E per fare quest’ultima cosa servono piattaforme blockchain che diano: a) una garanzia di esistere per i prossimi anni (ethereum non la da di sicuro, bitcoin forse); b) una garanzia di non essere manipolabili o censurabili (ethereum ha dimostrato di essere entrambe le cose, invece per ora bitcoin tiene duro); c) una ragionevole garanzia di sicurezza e determinismo negli “smart contract” (ethereum ha dimostrato di avere una VM troppo elastica impossibile da analizzare formalmente e con enorme superficie di attacco, vedi TheDao, bitcoin è più deterministico e sicuro); d) una ragionevole espressività dei contratti (ethereum ce l’ha, bitcoin ancora no, e forse ci vorranno anni per costruircela sopra in modo sicuro); e) una ragionevole privacy per tutelare sia issuer che buyer del coin ‘illegale’ (al momento sia quella di bitcoin, sia quelle di ethereum sono di basso valore); f) una ragionevole scalabilità (e anche qui vale il discorso della privacy sia per bitcoin sia per ethereum)”.

Siamo quindi in pratica di fronte a uno strumento del tutto nuovo che sfrutta dinamiche che escono dai normali processi di investimento e che appartiene alla sfera delle cose che si possono fare sulla blockchain. Un fenomeno che quindi richiede una certa conoscenza specifica per essere approcciato e che presenta elevati livelli di rischio, ma un fenomeno che vale la pena seguire non solo come opportunità di investimento, se proprio lo si desidera, ma soprattutto come ulteriore esempio di come il ruolo dei regolatori sia effettivamente a rischio perché tecnicamente superato.
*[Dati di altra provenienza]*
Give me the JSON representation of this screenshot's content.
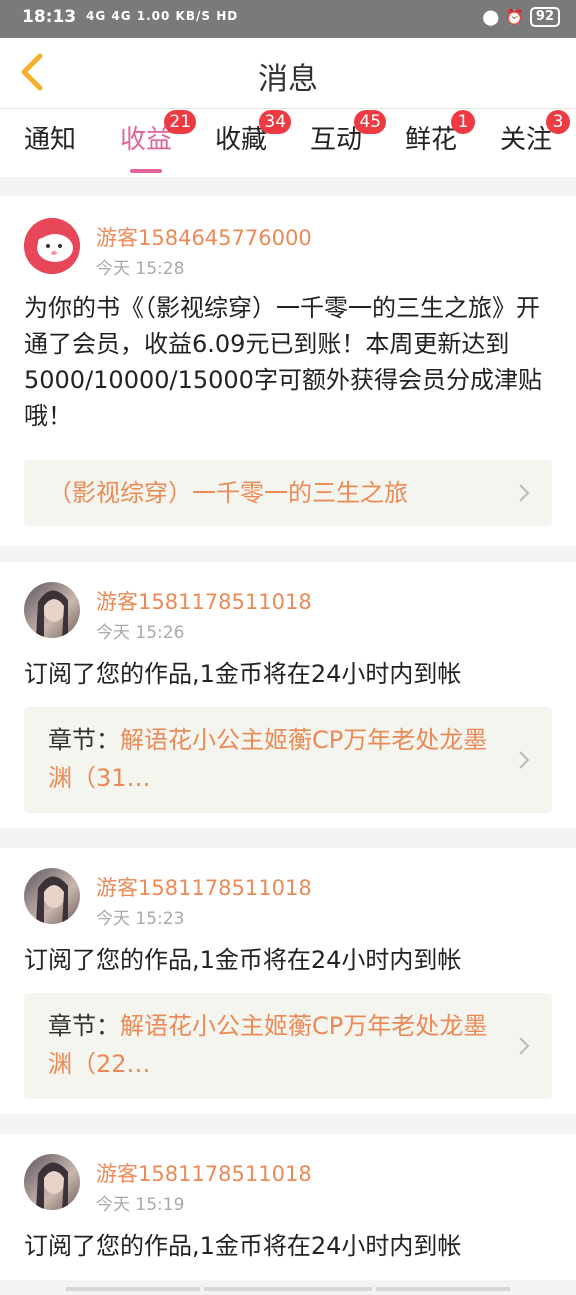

“Il punto è – conclude Zucco con una riflessione – che i problemi che ho prima illustrato saranno prima o dopo risolti e questo fenomeno spingerà i regolatori ad allentare regolamentazioni su progetti più normali e meno underground”.

Così anche se le Ico non diventeranno nel breve tempo una vera e solida alternativa hanno certamente il pregio di mostrare come un’alternativa sia però possibile e come tale alternativa richieda certo dei perfezionamenti ma tracci una strada e se i regolatori vorranno mantenere elevata la competitività degli strumenti più tradizionali, e oggi più consolidati, legalmente compatibili e affidabili, dovranno mostrarsi più aperti e lungimiranti di quando non avvenga normalmente oggi.